Рон вздрагивает. Он отчетливо помнит, как пять лет назад посылал Малфою сову с соболезнованиями по поводу скоропостижной смерти его отца.
– А потом стали уходить… наши. Давно был в Хоге, Уизел?
Рон пожимает плечами: дурацкий вопрос! Каждый год – на встрече выпускников.
Малфой уже не лежит на песке: сидит рядом, положив острый подбородок на мосластые коленки, и спрашивает, как о чем-то ужасающе будничном.
– Много осталось слизеринцев нашего выпуска и старше?
Рон пытается вспомнить и понимает, что кроме Забини и нескольких барышень из семей попроще, пожалуй, больше никого из знакомых с Змеиного факультета в памяти и не осталось. Ранний склероз или?..
– Проклятие, Уизел. Медленно действующий яд. Пламенный привет от Темного Лорда – своим недостаточно верным слугам. Он нас ждет. Там. А сводки о происшествиях, аврор Уизли, надо читать внимательнее.

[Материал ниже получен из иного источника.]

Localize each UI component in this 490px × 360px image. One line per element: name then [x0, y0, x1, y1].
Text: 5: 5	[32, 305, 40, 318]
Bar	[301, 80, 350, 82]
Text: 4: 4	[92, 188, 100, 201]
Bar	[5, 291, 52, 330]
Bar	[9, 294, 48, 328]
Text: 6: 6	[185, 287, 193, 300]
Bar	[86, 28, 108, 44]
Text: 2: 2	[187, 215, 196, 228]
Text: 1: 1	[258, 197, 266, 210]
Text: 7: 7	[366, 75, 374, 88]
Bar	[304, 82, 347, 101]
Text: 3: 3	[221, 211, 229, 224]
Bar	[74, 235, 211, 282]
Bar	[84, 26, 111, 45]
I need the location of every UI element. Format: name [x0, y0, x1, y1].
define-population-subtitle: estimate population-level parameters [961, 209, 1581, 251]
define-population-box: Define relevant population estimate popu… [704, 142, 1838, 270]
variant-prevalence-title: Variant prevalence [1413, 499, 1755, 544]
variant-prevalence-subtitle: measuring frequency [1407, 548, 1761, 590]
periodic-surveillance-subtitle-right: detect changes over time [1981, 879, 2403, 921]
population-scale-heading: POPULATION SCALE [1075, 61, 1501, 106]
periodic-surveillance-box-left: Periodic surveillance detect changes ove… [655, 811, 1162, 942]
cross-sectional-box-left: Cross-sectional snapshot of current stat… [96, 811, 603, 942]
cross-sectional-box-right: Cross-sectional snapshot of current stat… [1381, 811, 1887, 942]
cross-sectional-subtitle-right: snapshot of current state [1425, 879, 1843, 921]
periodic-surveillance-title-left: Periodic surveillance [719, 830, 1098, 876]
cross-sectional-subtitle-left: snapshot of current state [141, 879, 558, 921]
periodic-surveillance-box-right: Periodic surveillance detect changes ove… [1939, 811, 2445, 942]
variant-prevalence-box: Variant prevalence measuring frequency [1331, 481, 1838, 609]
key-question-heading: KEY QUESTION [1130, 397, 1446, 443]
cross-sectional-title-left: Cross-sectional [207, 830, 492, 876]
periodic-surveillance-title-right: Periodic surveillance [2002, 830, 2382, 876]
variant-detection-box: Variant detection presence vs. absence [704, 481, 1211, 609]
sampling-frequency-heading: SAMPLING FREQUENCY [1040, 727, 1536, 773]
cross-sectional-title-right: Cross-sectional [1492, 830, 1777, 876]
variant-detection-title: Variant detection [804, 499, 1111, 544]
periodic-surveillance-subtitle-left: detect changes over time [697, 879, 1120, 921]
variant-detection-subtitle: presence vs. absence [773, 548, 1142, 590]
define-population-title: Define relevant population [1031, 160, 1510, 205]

В этот момент Рон отчетливо понимает, что все сказанное Малфоем – правда. И не потому, что таким не шутят: с Хорька станется шутить над чем угодно, такой вот дурной ядовитый хоречьий язык. А потому что с некоторых пор сводки о происшествиях попадают в руки рядовых авроров только со специальной маркировкой Отдела тайн: просмотренные и исправленные. Что-что, а подобные магические закидоны Рон за время своей работы в аврорате научился чуять буквально селезенкой. И теперь ему кажется, что еще никогда в жизни он не прикладывал столько усилий, чтобы не дать голосу дрогнуть на совсем простом вопросе:
– А ты?
Малфой наклоняет голову к плечу, словно раздумывает: стоит ли вообще проговаривать вслух то, что он собирается сказать. Потом все-таки отвечает:
– А я, Уизел, так уж вышло, на сегодняшний день – лучший зельевар магической Британии. Я придумал несколько отличных способов обмануть эту суку, смерть.
Рон позволяет себе выдохнуть, хотя до сих пор не знал, что исхитрился задержать дыхание на такое долгое время.
– Значит, все… хорошо? – второй вопрос дается ему значительно легче, так же, как и ответ – Малфою:
– Конечно, – легко соглашается Хорек. – Целый год жизни – разве это мало? Самое настоящее чудо.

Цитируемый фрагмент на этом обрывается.